AKURAT.CO  Abu Nawas dikenal sebagai penyair dan juga sosok jenaka yang penuh dengan kecerdasan. Sejak tinggal di Baghdad, Abu Nawas memiliki hubungan kedekatan dengan Baginda Raja Harun Ar-Rasyid karena dirinya selalu dapat memberikan solusi atas segala macam masalah kenegaraan.

Namun namanya juga manusia. Di saat sudah mendapat posisi dan jabatan yang diinginkan, disitu pasti ada yang tidak suka. Hal ini terbukti terjadi pada diri Abu Nawas. Atas dasar kedekatannya dengan Baginda, sehingga tak sedikit membenci dan menaruh dendam kepada Abu Nawas. Salah satunya seorang yang selanjutnya kita sebut dengan nama Fulan.

Kisah ini bermula ketika suatu hari, si Fulan datang ke istana kerajaan untuk menceritakan sebuah kejadian yang baru saja ia alamai.

"Mohon ampun Paduka yang mulia, hamba ingin melaporkan perbuatan buruk salah satu orang kepercayaan Baginda" kata si Fulan serius.

"Wahai Fulan, siapa orang itu dan apa yang sudah ia perbuat?" tanya baginda.

"Baginda mungkin sudah tahu bahwa orang itu adalah Abu Nawas. Dia telah melakukan perbuatan keji, yaitu mencuri kalung emas milik hamba," jawab si Fulan sedih.

Tidak ingin langsung percaya, Baginda Raja kemudian meminta si Fulan untuk menceritakan kronologi kejadian yang sebenarnya.

"Jadi begini Paduka yang mulia, tampaknya Abu Nawas memang sudah lama mengincar kalung emas milik hamba itu.
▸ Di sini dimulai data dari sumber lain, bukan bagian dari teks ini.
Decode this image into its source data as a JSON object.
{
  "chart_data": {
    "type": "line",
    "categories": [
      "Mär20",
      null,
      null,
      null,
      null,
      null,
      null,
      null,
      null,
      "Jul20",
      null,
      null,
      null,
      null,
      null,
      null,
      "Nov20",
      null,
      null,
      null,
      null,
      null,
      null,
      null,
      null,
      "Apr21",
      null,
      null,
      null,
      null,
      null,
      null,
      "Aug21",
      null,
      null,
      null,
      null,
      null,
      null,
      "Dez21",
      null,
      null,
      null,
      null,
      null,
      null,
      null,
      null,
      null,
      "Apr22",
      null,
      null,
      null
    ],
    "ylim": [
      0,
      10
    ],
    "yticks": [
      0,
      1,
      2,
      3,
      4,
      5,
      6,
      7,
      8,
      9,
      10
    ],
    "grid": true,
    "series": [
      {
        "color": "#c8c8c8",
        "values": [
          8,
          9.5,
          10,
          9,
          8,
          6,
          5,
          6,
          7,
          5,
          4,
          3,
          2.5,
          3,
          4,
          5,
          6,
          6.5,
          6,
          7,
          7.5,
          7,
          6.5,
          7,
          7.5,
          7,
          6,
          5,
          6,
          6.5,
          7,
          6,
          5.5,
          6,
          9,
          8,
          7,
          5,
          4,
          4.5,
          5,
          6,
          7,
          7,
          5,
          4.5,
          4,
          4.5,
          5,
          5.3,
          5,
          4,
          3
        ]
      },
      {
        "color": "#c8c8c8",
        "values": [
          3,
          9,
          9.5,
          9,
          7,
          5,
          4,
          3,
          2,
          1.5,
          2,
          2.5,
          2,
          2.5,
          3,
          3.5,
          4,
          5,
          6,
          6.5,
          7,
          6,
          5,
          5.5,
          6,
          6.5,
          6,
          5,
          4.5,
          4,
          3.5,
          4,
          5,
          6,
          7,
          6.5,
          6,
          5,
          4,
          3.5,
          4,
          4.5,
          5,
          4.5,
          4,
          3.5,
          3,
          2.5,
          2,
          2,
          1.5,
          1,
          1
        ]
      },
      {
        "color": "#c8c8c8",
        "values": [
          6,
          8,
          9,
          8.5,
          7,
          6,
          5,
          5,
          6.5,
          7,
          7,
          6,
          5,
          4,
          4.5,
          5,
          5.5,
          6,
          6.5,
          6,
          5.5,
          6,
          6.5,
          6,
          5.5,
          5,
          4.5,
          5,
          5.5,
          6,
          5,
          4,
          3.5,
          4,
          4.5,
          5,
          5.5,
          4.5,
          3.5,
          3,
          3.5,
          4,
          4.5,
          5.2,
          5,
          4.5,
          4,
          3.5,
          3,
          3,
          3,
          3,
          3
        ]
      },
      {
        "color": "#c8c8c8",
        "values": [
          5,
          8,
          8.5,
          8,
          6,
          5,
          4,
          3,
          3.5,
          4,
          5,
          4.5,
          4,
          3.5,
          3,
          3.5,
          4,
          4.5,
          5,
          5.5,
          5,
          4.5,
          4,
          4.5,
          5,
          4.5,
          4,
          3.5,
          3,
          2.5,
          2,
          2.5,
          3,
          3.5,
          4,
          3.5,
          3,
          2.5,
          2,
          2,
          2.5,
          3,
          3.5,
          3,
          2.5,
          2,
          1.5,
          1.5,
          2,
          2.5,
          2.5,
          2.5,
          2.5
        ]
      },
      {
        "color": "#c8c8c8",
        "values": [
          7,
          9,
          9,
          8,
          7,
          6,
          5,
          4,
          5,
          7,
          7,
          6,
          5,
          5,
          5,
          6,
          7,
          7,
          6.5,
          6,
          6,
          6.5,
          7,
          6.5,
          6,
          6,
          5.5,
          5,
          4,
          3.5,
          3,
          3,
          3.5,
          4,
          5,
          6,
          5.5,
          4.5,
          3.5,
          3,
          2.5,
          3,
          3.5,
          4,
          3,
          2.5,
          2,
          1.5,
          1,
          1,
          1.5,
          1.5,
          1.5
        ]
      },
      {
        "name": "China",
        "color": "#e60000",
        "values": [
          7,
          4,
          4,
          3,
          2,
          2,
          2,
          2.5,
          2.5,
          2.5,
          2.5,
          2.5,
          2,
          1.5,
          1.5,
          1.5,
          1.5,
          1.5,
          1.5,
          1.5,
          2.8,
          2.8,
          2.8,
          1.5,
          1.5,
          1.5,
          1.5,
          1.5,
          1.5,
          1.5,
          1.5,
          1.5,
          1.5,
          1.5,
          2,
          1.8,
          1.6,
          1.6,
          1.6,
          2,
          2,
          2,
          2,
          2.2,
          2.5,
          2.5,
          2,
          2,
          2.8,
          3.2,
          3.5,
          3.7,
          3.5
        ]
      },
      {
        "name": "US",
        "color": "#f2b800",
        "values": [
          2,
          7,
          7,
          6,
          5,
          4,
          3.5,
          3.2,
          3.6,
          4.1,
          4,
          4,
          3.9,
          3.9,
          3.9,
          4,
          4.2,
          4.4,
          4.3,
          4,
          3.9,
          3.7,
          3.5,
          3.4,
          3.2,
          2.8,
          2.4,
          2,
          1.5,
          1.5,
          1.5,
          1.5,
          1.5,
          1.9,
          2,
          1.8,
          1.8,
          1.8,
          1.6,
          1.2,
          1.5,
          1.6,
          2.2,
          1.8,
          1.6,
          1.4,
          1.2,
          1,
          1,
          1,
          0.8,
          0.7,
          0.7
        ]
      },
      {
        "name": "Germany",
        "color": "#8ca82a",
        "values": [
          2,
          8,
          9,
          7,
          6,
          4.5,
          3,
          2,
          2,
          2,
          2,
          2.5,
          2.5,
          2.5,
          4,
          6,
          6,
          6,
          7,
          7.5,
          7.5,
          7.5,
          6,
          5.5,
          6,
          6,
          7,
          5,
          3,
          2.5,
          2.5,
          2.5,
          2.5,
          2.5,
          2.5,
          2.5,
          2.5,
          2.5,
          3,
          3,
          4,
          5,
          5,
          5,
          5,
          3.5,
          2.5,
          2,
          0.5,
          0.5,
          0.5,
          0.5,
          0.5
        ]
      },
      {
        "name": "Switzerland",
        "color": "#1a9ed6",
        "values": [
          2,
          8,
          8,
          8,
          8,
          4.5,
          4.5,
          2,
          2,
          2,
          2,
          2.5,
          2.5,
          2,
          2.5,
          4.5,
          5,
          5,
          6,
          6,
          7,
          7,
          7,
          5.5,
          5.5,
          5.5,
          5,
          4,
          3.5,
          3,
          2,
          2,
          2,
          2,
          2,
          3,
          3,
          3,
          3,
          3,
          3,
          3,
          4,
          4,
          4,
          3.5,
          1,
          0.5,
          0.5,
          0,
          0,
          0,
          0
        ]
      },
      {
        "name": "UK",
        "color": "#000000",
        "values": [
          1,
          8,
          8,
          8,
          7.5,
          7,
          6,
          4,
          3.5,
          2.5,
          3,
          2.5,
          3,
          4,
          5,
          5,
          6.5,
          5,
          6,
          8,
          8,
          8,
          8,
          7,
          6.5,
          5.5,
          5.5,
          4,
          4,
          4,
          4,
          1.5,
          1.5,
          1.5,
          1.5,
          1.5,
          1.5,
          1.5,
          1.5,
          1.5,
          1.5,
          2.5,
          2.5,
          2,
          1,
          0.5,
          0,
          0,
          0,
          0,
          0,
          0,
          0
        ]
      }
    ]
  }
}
Mulanya, ia hanya ingin membeli kalung tersebut, namun hamba tidak mau menjualnya," jelas si Fulan.

Sebagai seorang pemimpin yang bijak, dengan sedikit rasa kesal bercampur tidak percaya, akhirnya Baginda memerintahkan beberapa prajurit untuk segera menghadirkan Abu nawas ke istana. Kedatangan Abu Nawas tentu saja untuk memberikan keterangan atas apa yang sudah ia perbuat.

Singkatnya, karena sudah sangat terhasut oleh penjelasan si Fulan, sehingga semua pembelaan Abu Nawas tidak berguna sama sekali. Baginda merasa masalah ini sudah selesai dan segera memerintahkan pengawal untuk memasukkan Abu Nawas ke penjara.
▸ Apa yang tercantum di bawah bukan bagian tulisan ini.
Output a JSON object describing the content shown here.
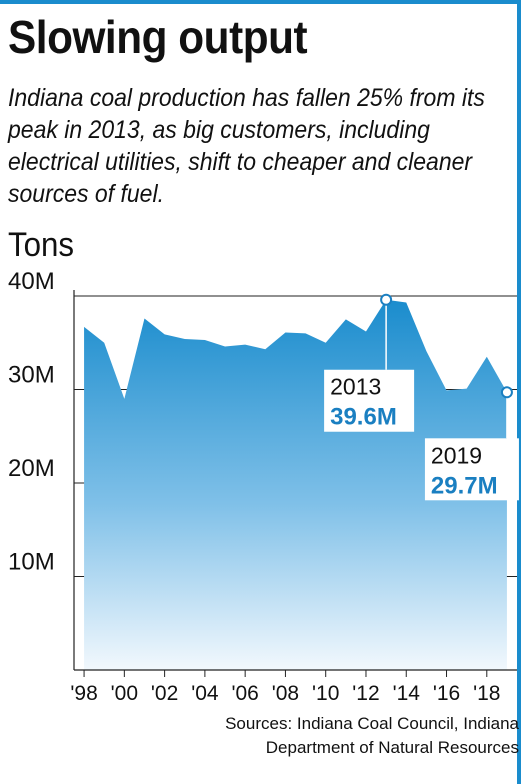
{
  "title": "Slowing output",
  "subtitle": "Indiana coal production has fallen 25% from its peak in 2013, as big customers, including electrical utilities, shift to cheaper and cleaner sources of fuel.",
  "source": {
    "line1": "Sources: Indiana Coal Council, Indiana",
    "line2": "Department of Natural Resources"
  },
  "colors": {
    "accent": "#1a8ccd",
    "label_value": "#1a7fc1"
  },
  "chart_data": {
    "type": "area",
    "title": "Slowing output",
    "ylabel": "Tons",
    "xlabel": "",
    "ylim": [
      0,
      40
    ],
    "y_unit": "M",
    "ytick_labels": [
      "10M",
      "20M",
      "30M",
      "40M"
    ],
    "ytick_values": [
      10,
      20,
      30,
      40
    ],
    "xlim": [
      1997.5,
      2019.5
    ],
    "xtick_labels": [
      "'98",
      "'00",
      "'02",
      "'04",
      "'06",
      "'08",
      "'10",
      "'12",
      "'14",
      "'16",
      "'18"
    ],
    "xtick_values": [
      1998,
      2000,
      2002,
      2004,
      2006,
      2008,
      2010,
      2012,
      2014,
      2016,
      2018
    ],
    "grid": true,
    "x": [
      1998,
      1999,
      2000,
      2001,
      2002,
      2003,
      2004,
      2005,
      2006,
      2007,
      2008,
      2009,
      2010,
      2011,
      2012,
      2013,
      2014,
      2015,
      2016,
      2017,
      2018,
      2019
    ],
    "values": [
      36.7,
      35.0,
      29.0,
      37.6,
      35.9,
      35.4,
      35.3,
      34.6,
      34.8,
      34.3,
      36.1,
      36.0,
      35.0,
      37.5,
      36.2,
      39.6,
      39.3,
      34.1,
      29.9,
      30.1,
      33.5,
      29.7
    ],
    "annotations": [
      {
        "year": "2013",
        "value": "39.6M",
        "x": 2013,
        "y": 39.6
      },
      {
        "year": "2019",
        "value": "29.7M",
        "x": 2019,
        "y": 29.7
      }
    ]
  }
}
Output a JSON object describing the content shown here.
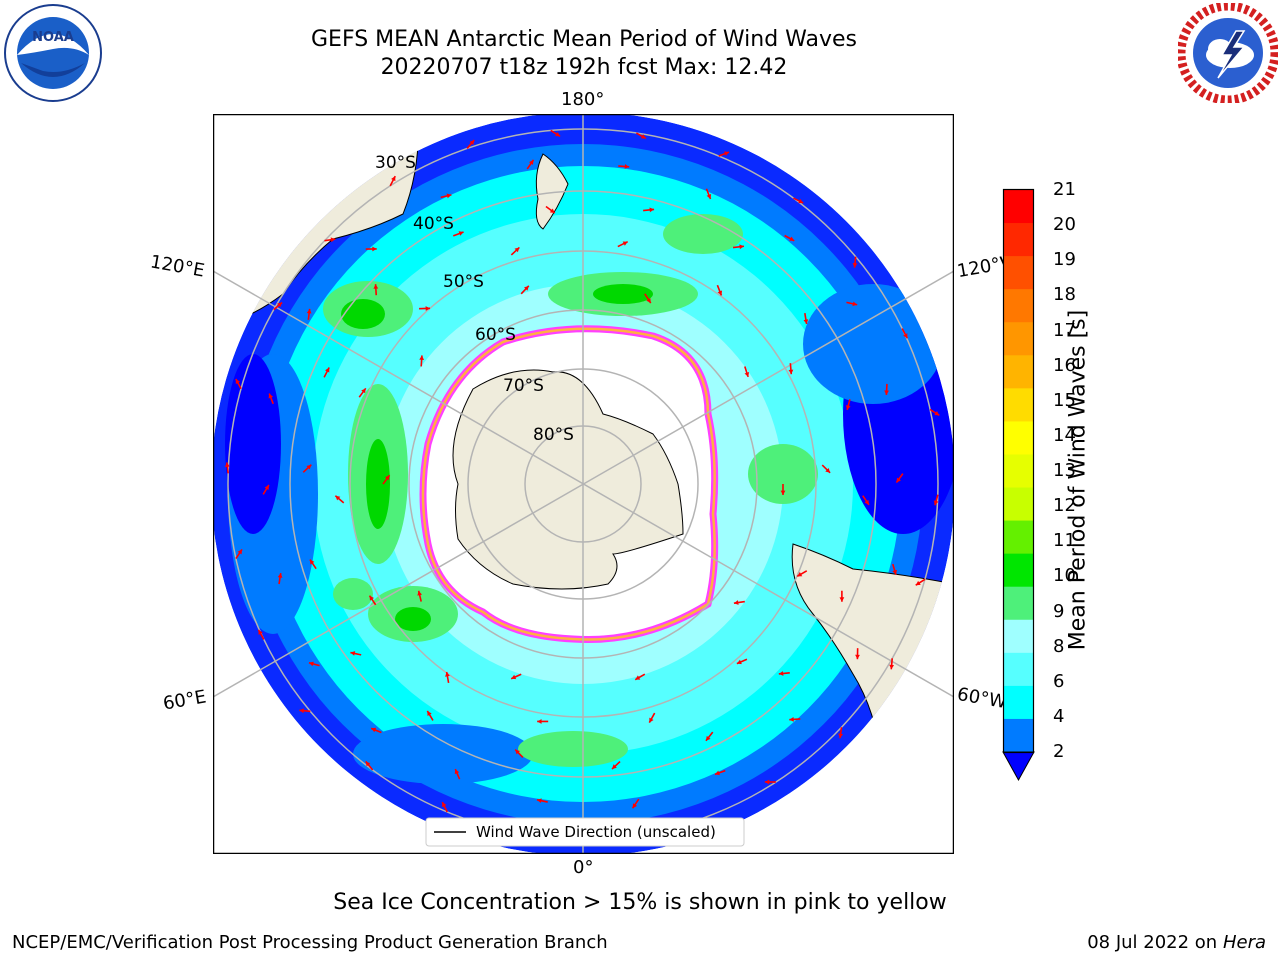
{
  "title": {
    "line1": "GEFS MEAN Antarctic Mean Period of Wind Waves",
    "line2": "20220707 t18z 192h fcst   Max: 12.42"
  },
  "logos": {
    "left": {
      "icon": "noaa-logo",
      "text": "NOAA",
      "ring_text": "NATIONAL OCEANIC AND ATMOSPHERIC ADMINISTRATION · U.S. DEPARTMENT OF COMMERCE",
      "color": "#1a3d8f"
    },
    "right": {
      "icon": "national-weather-service-logo",
      "ring_text": "NATIONAL WEATHER SERVICE",
      "color": "#d42020"
    }
  },
  "map": {
    "projection": "south-polar-stereographic",
    "longitude_labels": {
      "top": "180°",
      "bottom": "0°",
      "left_upper": "120°E",
      "left_lower": "60°E",
      "right_upper": "120°W",
      "right_lower": "60°W"
    },
    "latitude_labels": [
      "30°S",
      "40°S",
      "50°S",
      "60°S",
      "70°S",
      "80°S"
    ],
    "legend": {
      "label": "Wind Wave Direction (unscaled)"
    },
    "colors": {
      "land": "#efecdc",
      "ocean_4_6": "#00ffff",
      "ocean_6_8": "#56ffff",
      "ocean_8_9": "#9fffff",
      "ocean_9_10": "#4ef07a",
      "ocean_10_11": "#00d800",
      "ocean_2_4": "#007bff",
      "ocean_under_2": "#0000ff",
      "sea_ice_edge": [
        "#ff40ff",
        "#ffb040",
        "#ffff00"
      ],
      "arrows": "#ff0000",
      "grid": "#b4b4b4"
    }
  },
  "colorbar": {
    "label": "Mean Period of Wind Waves [s]",
    "ticks": [
      "21",
      "20",
      "19",
      "18",
      "17",
      "16",
      "15",
      "14",
      "13",
      "12",
      "11",
      "10",
      "9",
      "8",
      "6",
      "4",
      "2"
    ],
    "colors_top_to_bottom": [
      "#ff0000",
      "#ff2800",
      "#ff5000",
      "#ff7800",
      "#ff9600",
      "#ffb400",
      "#ffdc00",
      "#ffff00",
      "#e6ff00",
      "#c8ff00",
      "#64f000",
      "#00e600",
      "#4ef07a",
      "#9fffff",
      "#56ffff",
      "#00ffff",
      "#007bff"
    ],
    "under_color": "#0000ff"
  },
  "caption": "Sea Ice Concentration > 15% is shown in pink to yellow",
  "footer": {
    "left": "NCEP/EMC/Verification Post Processing Product Generation Branch",
    "right_prefix": "08 Jul 2022 on ",
    "right_emph": "Hera"
  }
}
Namun Abu Nawas tidak berhenti melakukan pembelaannya. Karena ia sadar bahwa dirinya sedang di fitnah.

"Tidak Paduka, hamba sama sekali tidak mencuri. Lagian untuk apa hamba mencuri kalungnya?" kata Abu Nawas.

Baginda kemudian menjawab,

"Sudah cukup, Abu Nawas. Buktinya, orang ini telah membawa selendang milikmu, dan aku pernah melihatnmu memakainya," kata Baginda sembari menunjuk ke selendang Abu Nawas yang dibawa si Fulan.

Ternyata memang benar pemilik selendang itu adalah Abu Nawas. Namun menurut Abu Nawas, sudah dua hari ini selendang tersebut hilang dicuri oleh seseorang.

Abu Nawas berusaha terus untuk memberikan pembelaan, akan tetapi usahanya itu sia-sia karena pada akhirnya ia tetap dijebloskan ke penjara. Ia bersiap untuk menunggu hukuman mati karena terlalu banyak hasutan yang disampaikan si Fulan kepada Baginda Raja. 

Esok harinya, Abu Nawas digiring ke sebuah lapangan oleh beberapa pengawal kerajaan untuk dihukum mati. Baginda Raja lalu menanyakan permintaan terakhir Abu Nawas sebelum Abu Nawas dihukum.

Karena tidak ingin mengabaikan kesempatan itu, Abu nawas langsung berkata,

"Mohon ampun Baginda, hamba meminta jika pilihan hamba benar, hamba bersedia dihukum pancung. Tapi jika pilihan hamba ini salah, maka hamba bersedia dihukum gantung saja," tawar Abu Nawas.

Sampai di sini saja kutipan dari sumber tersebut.